"All things considered," Mr. Cumshaw said slowly, "we've made little mess. We've got to thank that grassy slope for that. If it had been dry earth there'd have been tracks enough in all conscience. Yes, I think we can reasonably say that we've no need to fear anything—unless accidents."
As near as they could judge the valley was about a mile across at its widest, but it merged so gently into the further side of the ranges that it was almost impossible to say exactly. The wood grew thicker as the men advanced, until presently it was with difficulty that they could make their way forward.
"Getting pretty close," Bradby said at length.

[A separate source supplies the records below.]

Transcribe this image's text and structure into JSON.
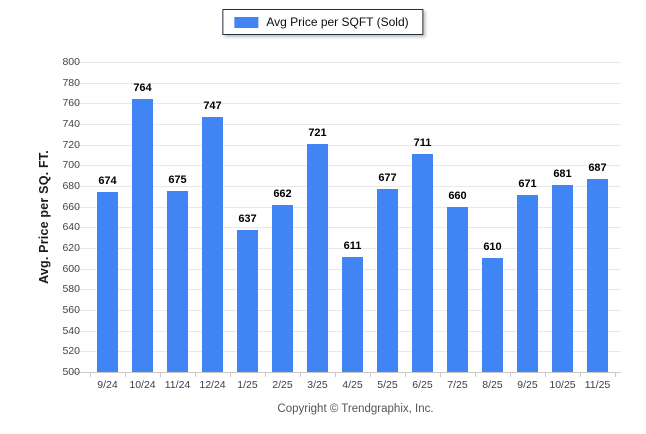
{
  "chart_data": {
    "type": "bar",
    "title": "Avg Price per SQFT (Sold)",
    "categories": [
      "9/24",
      "10/24",
      "11/24",
      "12/24",
      "1/25",
      "2/25",
      "3/25",
      "4/25",
      "5/25",
      "6/25",
      "7/25",
      "8/25",
      "9/25",
      "10/25",
      "11/25"
    ],
    "values": [
      674,
      764,
      675,
      747,
      637,
      662,
      721,
      611,
      677,
      711,
      660,
      610,
      671,
      681,
      687
    ],
    "xlabel": "",
    "ylabel": "Avg. Price per SQ. FT.",
    "ylim": [
      500,
      800
    ],
    "ytick_step": 20,
    "yticks": [
      500,
      520,
      540,
      560,
      580,
      600,
      620,
      640,
      660,
      680,
      700,
      720,
      740,
      760,
      780,
      800
    ],
    "grid": true,
    "legend_position": "top-center",
    "bar_color": "#4184F3",
    "value_labels_shown": true
  },
  "footer": {
    "text": "Copyright © Trendgraphix, Inc."
  }
}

Cumshaw nodded. He was too busy thinking over certain little peculiarities of the wood to take much notice of his companion's remarks. His quick eye had seen little cuts in the trees, bits of bark that had been chipped off here and there, and the sight set him wondering. The cuts were curiously like the blazing of a trail. They were regular, they were all about the same height on the tree-trunks, and they looked as if they had been made with an axe, not the crude stone weapon of an aborigine, but the sharp steel axe of a white man. Yet the place seemed deserted, and in all the air was that sense of utter desolation and absence of life that only those who have lived close to Nature can feel and understand.
"We're not the first here," Cumshaw said suddenly.
Bradby turned on him in alarm. "What d'y' mean?" he asked indistinctly.
"Some of the trees are blazed," Cumshaw pointed out. "The cuts are clean, and that means they've been done with an axe. But they're all weather-worn, so it must have been some time ago."
"I don't like the look of it all the same," Bradby said despondently. "It means that someone else has stumbled on this place—it doesn't matter much whether it was yesterday or ten years ago—and what has been done before will almost certainly be done again. If those troopers come this way——"
"What's the good of crossing the bridge before you come to it?" Cumshaw interrupted. "We've been lucky so far, and who's to say our luck won't hold out till the end?"
"It's the end I'm looking at," Bradby said gloomily. "It might be the sort of end neither of us'd fancy."